Debt crises and how they are solved, through attacks on collective bargaining, on wages, via privatisations and cuts in welfare as well as through lower taxes for the wealthy and corporations are used in the interest of the rich and powerful, and creditor countries. It is important to understand that debt can be important to finance investments in public infrastructure, in public services and social protection as these build up economies and welfare states. But understanding how debt builds up, often via corrupt practices, failing PPPs, and lowering taxes for corporations and the rich helps us to understand how public debt can be addressed to prevent its abuse. Debt and seeking a work-out is therefore about power. Addressing public debt, its causes, effects and understanding how it builds up, which interests are behind and what we can do, are therefore important issues for the unions to know. PSI has teamed up with the Citizens for Financial Justice. It is developing resources to assist unions and testing these in a series of seminars across the world. The materials will give unions a set of indicators to monitor debt and understand the way debt is constructed by their governments.
An Introduction was given by Mark Perera, Senior Networking and Advocacy Officer of Eurodad. Eurodad is working on debt, PPPs, and related issues and how they affect developing and other countries. Mark referred to the global causes, the impact on workers and public services, the changes we need to the global economy, and what a debt work-out mechanism for trade unions and others could look like. Petra Čičić – of the Slovenian EnaBanda Project presented the impact a serious debt crisis had on Slovenia. It led to the typical measures to safe money to pay off the creditors.
And while the ration of public debt to GDP has decreased in most countries in the region due to economic growth, with a slowing down of economic growth reported in several of the regions trading partners, this ratio might worsen again. Taking steps to build support for transparent and inclusive debt work-out mechanisms will assist to prevent one-sided policies was one of the conclusions of the seminar.
The Minister of Social Affairs Zoran Djordjevic attended the constituency meeting and spoke about the social situation facing the unions in Serbia. He committed to develop the social dialogue and to strengthen bargaining. Discussion took place with the leader of Nezavisnost, one of the confederations in Serbia. Tatjana Prijic, presented the work of the Serbian Commissioner for the Protection of Equality.
Unions updated each other regarding the developments in the countries related to collective bargaining, public services and the political situation. The unions sent a solidarity greeting to the Croatian health care unions. They organised a “5 minutes to 12” protest 4 September. These unions are demanding that the government respects its commitment to increase pay and improve conditions for workers in the health sector. The government threatened workers with sanctions to intimidate in the case of taking industrial action. Workers were not discouraged and used their breaks to make their voices heard. EPSU stands with the workers
The unions said farewell to Josef Krejbych, the long-serving regional secretary for the constituency of Central Europe. Josef has retired.
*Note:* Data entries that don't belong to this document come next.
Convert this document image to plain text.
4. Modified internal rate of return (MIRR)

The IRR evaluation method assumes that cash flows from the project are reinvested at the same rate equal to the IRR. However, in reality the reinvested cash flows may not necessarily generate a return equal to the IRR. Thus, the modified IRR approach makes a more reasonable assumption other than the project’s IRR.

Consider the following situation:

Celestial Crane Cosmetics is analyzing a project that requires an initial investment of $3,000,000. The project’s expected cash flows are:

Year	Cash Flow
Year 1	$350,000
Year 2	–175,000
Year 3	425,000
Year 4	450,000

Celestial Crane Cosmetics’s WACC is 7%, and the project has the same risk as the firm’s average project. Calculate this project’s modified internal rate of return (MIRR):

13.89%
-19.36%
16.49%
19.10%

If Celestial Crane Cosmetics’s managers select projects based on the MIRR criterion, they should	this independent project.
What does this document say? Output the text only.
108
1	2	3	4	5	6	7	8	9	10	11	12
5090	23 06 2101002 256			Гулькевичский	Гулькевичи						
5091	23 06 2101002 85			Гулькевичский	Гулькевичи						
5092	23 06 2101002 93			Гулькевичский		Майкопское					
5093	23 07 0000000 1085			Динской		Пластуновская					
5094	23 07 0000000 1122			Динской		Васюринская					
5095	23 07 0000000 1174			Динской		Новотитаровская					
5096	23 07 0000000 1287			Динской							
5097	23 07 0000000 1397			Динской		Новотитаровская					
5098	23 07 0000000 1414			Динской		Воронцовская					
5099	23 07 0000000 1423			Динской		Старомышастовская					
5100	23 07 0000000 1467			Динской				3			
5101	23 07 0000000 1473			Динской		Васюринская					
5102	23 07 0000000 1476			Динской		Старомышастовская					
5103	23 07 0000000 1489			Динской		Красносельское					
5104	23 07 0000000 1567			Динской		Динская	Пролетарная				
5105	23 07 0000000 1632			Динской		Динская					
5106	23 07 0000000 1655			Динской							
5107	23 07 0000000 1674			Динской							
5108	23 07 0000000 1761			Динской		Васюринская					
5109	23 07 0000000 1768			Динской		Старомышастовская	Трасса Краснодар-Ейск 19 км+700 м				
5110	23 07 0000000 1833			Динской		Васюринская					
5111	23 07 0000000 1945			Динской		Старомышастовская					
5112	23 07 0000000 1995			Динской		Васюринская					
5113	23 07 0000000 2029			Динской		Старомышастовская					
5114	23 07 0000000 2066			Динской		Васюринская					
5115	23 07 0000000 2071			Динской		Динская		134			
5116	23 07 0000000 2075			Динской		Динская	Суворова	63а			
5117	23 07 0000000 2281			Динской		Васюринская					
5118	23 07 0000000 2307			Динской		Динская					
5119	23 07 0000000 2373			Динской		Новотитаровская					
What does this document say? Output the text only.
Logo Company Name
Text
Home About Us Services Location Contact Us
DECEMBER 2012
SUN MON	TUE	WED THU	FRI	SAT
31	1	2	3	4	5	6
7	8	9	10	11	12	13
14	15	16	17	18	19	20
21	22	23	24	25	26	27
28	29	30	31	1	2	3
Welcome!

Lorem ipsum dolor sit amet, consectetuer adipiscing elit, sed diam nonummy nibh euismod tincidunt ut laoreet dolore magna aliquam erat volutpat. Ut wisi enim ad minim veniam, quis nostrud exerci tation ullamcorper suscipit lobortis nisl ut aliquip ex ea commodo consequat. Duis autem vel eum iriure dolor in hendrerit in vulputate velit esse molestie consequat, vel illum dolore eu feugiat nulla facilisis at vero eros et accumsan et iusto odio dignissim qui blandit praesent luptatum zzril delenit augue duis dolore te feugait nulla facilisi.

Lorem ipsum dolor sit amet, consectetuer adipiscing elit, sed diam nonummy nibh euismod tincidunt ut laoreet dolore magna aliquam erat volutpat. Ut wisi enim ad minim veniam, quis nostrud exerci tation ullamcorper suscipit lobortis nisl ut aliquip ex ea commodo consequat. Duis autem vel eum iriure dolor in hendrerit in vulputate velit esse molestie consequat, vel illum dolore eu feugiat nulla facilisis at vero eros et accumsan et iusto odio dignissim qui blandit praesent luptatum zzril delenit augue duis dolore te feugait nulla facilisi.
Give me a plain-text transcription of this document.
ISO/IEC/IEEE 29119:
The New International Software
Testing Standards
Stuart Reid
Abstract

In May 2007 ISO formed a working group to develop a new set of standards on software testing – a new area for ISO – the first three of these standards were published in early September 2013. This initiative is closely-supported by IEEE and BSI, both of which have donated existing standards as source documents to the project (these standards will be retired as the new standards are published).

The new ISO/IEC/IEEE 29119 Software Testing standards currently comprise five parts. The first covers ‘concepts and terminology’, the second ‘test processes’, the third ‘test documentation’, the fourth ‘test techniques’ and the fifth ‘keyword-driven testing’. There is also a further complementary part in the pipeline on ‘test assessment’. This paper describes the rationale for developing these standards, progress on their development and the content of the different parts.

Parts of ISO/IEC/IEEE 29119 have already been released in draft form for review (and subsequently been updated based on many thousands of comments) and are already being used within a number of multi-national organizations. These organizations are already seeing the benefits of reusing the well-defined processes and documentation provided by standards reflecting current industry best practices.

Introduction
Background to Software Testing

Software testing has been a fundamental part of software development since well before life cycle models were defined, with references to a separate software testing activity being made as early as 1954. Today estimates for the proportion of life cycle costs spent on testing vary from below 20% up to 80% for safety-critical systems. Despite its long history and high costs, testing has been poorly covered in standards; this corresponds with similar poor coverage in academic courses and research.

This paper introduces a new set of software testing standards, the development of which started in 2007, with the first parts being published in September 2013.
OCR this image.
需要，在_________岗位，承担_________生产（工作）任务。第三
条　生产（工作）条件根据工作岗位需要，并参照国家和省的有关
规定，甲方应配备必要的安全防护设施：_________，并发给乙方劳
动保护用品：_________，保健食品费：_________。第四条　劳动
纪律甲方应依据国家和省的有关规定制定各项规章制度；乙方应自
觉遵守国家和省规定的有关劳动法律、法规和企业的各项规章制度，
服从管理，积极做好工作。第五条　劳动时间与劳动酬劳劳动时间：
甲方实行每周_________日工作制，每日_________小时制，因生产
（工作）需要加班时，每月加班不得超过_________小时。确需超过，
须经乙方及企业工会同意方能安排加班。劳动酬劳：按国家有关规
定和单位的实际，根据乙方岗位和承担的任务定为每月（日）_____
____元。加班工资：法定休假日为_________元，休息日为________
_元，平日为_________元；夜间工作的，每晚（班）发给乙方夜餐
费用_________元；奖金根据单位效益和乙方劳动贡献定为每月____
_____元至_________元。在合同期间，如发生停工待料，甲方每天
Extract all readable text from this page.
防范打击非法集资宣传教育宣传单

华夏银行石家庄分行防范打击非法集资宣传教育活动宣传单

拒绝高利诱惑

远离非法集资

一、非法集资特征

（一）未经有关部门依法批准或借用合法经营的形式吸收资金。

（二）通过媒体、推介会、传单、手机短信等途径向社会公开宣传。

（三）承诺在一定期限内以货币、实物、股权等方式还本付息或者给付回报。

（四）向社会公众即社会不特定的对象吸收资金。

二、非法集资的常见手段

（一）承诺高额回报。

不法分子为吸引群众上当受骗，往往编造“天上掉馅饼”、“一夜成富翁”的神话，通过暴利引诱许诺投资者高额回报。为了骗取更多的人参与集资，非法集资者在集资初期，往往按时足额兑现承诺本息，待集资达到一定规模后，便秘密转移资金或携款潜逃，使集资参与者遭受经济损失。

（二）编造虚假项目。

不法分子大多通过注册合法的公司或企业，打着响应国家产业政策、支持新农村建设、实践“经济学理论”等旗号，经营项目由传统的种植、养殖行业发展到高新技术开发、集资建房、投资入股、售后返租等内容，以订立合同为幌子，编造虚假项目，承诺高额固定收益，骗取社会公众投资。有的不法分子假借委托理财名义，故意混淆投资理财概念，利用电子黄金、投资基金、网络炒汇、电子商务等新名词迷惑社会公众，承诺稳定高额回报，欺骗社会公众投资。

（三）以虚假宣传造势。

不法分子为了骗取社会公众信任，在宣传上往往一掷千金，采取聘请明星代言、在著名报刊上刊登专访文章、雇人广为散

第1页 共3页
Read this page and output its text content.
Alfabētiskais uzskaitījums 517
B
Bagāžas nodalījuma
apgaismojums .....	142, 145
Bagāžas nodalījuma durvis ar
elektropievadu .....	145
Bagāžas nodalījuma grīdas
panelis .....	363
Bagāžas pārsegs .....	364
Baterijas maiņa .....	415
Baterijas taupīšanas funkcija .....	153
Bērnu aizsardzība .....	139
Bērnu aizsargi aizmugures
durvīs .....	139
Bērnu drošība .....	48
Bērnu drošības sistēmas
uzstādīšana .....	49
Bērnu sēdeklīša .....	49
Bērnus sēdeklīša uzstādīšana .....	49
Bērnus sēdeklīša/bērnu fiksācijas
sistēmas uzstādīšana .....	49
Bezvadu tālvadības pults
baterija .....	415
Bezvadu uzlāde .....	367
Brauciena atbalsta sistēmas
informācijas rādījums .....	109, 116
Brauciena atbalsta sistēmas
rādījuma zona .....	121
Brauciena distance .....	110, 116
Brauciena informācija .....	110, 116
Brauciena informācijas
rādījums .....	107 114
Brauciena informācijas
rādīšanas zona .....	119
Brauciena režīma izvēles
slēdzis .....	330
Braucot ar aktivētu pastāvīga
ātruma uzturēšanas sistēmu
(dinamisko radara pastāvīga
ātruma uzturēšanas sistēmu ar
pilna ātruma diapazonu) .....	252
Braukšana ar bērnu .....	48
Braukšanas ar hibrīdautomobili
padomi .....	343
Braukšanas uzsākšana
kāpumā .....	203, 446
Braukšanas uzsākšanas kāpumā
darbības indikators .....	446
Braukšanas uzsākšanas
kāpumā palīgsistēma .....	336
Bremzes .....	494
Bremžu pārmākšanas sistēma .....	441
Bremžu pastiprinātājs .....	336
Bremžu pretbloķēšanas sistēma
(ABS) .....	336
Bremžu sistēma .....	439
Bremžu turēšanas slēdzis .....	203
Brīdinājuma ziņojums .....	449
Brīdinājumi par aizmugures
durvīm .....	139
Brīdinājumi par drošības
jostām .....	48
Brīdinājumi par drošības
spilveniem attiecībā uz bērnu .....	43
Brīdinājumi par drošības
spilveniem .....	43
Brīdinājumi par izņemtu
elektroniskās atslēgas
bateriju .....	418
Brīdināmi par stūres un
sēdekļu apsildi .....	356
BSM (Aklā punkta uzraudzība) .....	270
The meeting took place in Belgrade, 4-5 September 2019. Countries of the constituency are Bosnia-Herzegovina, Croatia, Czechia, Hungary, Kosovo, North Macedonia, Montenegro, Serbia, Slovakia, Slovenia.
The written countries presentations are available. You can also find presentations on public debt and the PSI resource materials there.
For the group with which PSI cooperates other materials have been developed by Eurodad. The UK group Jubileedebt reports that debt servicing is crowding out public spending. Developing country debt payments grew by 85 per cent between 2010 and 2018, with evidence pointing to falling public expenditure in the countries most affected. Heavy public debt burdens are already directly impacting public service provision, eroding human rights, and putting development goals at risk. The next wave of debt crises is taking hold, and its human costs are already being felt by populations across the global south.